December 12, 2012 (9:30 am)
We’re simply waiting now to see how this potential double bottom reversal gets resolved. There’s really nothing you can do but position for the eventual outcome and wait.
Trading Psychology and Resistance Levels
The $555 level is a really important line of resistance for Apple. Breaking that resistance level could drive a series of events that allows us to float back up towards the previous highs. A majority of traders, fund managers, market makers, etc. have a basic understanding of technical analysis. If they see the shares break above that $555 resistance level, we could see an immediate shift in trend, because most will agree that there is a clear-cut double bottom. You’ll see the sentiment change extremely quickly. Then, if we are able to take out $594 (the next significant level of heavy resistance), you could see buyers come in from every angle.

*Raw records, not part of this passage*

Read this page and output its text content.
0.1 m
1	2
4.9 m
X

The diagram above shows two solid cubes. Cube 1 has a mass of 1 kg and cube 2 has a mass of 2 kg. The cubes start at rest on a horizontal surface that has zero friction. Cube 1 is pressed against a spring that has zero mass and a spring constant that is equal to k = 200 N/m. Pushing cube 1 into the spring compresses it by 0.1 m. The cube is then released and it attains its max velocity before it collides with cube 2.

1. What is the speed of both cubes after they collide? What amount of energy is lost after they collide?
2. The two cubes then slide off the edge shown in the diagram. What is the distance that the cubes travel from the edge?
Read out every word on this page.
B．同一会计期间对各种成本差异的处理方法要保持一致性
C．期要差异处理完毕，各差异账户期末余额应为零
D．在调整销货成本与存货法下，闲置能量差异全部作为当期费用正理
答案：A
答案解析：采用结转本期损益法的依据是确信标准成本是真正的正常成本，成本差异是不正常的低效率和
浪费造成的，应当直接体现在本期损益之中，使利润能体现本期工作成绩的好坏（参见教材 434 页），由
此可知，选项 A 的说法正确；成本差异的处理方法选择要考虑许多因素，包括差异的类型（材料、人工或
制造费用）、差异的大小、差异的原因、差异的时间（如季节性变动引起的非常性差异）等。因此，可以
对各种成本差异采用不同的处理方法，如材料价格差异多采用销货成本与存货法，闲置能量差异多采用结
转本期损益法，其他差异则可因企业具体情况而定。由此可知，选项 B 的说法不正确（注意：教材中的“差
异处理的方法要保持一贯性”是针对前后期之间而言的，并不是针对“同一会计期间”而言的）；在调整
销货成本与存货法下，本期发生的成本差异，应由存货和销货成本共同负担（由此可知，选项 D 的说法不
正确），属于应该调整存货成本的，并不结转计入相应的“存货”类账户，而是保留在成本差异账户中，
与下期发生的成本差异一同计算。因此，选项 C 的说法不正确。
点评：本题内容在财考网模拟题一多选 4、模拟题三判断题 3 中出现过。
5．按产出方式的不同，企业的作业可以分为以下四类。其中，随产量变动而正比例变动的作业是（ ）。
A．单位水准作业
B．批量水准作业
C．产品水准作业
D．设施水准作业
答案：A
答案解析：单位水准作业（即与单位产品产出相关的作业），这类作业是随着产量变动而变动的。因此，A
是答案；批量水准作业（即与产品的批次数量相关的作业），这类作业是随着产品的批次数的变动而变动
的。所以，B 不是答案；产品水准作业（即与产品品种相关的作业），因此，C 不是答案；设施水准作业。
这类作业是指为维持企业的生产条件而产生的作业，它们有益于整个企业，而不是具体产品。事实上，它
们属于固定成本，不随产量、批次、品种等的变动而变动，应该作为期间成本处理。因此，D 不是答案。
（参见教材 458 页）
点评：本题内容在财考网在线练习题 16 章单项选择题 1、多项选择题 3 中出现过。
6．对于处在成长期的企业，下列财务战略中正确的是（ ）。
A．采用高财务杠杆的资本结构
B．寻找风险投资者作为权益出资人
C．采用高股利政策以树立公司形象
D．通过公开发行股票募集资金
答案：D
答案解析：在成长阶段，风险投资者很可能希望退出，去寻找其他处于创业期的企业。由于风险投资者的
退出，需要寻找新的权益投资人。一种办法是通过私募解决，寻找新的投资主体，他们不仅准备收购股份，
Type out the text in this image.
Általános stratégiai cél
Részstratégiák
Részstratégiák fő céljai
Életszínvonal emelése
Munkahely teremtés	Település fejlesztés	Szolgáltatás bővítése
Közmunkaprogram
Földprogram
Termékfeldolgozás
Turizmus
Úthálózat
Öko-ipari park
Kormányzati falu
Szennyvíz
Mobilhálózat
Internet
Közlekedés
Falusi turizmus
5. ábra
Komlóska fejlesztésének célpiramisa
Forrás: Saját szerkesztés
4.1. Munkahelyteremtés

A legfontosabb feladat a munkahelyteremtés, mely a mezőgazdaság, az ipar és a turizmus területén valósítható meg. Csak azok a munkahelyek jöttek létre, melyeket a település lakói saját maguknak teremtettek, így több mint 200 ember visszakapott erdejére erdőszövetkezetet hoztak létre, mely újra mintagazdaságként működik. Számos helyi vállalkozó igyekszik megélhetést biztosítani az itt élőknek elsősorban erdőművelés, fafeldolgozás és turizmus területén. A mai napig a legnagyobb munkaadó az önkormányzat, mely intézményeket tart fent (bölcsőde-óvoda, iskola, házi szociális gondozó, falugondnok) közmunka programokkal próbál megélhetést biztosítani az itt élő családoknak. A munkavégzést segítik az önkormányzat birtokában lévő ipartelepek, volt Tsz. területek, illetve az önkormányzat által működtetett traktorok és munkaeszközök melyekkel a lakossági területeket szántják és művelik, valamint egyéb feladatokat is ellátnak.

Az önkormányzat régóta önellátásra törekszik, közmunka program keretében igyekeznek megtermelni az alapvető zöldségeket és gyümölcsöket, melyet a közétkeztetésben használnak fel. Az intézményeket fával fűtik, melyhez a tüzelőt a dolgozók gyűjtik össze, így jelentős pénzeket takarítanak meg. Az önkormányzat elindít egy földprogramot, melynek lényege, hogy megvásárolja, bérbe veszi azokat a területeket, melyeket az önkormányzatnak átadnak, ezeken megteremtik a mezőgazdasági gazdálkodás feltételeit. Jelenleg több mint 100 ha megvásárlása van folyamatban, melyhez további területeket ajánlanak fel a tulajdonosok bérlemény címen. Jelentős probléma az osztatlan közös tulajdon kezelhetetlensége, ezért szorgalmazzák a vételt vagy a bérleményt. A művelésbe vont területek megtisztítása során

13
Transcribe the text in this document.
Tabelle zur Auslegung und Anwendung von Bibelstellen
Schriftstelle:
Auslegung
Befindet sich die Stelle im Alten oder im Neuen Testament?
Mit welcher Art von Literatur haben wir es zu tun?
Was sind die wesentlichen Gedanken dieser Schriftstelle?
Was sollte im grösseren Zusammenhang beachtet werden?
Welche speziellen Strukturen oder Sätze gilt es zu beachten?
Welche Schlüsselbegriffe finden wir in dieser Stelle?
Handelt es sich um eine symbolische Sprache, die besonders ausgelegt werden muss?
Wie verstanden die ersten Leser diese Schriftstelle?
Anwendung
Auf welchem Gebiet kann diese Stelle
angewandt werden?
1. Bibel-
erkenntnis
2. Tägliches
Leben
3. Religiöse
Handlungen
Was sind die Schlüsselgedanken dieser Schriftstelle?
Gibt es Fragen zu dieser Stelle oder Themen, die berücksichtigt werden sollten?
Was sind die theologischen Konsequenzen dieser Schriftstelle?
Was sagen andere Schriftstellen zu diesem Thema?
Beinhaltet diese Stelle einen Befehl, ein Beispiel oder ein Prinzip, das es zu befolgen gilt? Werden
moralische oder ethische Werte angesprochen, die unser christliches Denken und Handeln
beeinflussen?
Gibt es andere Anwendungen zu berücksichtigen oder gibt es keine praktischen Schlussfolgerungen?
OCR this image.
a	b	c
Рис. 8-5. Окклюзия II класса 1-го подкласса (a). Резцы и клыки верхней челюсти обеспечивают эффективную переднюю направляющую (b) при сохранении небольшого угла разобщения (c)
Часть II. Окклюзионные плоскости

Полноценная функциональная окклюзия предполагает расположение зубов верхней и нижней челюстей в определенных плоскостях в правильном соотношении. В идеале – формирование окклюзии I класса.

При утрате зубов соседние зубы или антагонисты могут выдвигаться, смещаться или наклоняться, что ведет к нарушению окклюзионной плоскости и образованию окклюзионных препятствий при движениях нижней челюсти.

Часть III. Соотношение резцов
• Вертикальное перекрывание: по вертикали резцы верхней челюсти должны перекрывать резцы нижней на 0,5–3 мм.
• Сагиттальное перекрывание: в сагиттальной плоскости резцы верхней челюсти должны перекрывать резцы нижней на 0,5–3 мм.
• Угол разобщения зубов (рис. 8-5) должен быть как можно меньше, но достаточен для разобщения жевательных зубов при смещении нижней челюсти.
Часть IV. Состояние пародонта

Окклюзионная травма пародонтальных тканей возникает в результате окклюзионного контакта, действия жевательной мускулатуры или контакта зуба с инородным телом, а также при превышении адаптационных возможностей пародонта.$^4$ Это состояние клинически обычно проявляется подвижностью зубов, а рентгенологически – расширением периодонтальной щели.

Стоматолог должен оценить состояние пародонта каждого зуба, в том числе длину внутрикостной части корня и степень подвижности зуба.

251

A couple of weeks ago, we discussed the strong potential for an inverted head and shoulders pattern to be forming on the SPY. We bought 7,000 shares at $139 to take advantage of this setup as well as very low reading on the NYMO. This morning, the SPY hit our target price of $144.
And here’s the NYMO. The blue line on the right shows where we indicated a strong buy opportunity.
Today, we’ll be selling our SPY position at $144. It’s now oversold on the 60 minute chart and we should see a roughly 2% pullback in shares. We’ll look to re-enter when it pulls back, but we do expect a continuation of the rally into the new year.